この何年かで、超-1→恐怖箱→単著というスキームが確立しつつあって、超-1→「超」怖い話という直通コースは初年度のみだったわけなのだが、最初の超-1が決着した直後の冬の「超」怖い話以降、「冬は新人と加藤」「夏は平山氏」という分業体制になった。平山氏の卒業後の夏枠は松村君がまるごと担当してくれているが、補充人員として参加している渡部君は冬への参加。超-1から出てきた人々の受け皿となっている恐怖箱も、僕預かりになっている。
これも、そもそもは先代から託されたルール。
今も厳密に守られている。


(中略)


他にもいろいろルールがあるんだけど、きりがないので割愛。
僕の記憶にある「成文化されてないけど自然継承でそうなってるルール」や「俺の目が黒いうちは」と言われてそうなった宣言ルールなど、諸々あと3〜4個はある気がするw
先代の教えを愚直に守るというのが果たして正しいのかどうかはわからない。愚直に守れば進化がないと言われ、違うことを始めれば教えられたこともできないのかと言われ、老舗の二代目三代目の苦労が偲ばれるというか(^^;)

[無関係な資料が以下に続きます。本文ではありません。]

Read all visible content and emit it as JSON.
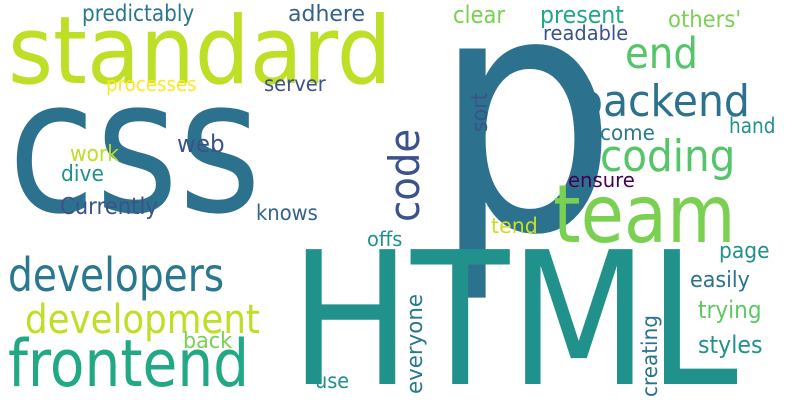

とはいえ、ルールには先代が到達したであろう「ちゃんとした理由」が含まれていることも多く、闇雲に守っているうちに後からちゃんと理由が分かってくるものもある。
未だ見えず、というものも、あと何年か頑張ればわかってくることがあるんだろうかなと思いつつ、守ってみる。
ま、ルールというのは時間を経るほどに「必要に合わせて作られていくもの」なのだなあ、という余談。
いずれ僕が作ったルールが誰かに引き継がれることもあるのでしょう。



まだ終わってないけど、次が終わったら今年もいよいよ「超」怖い話の準備か。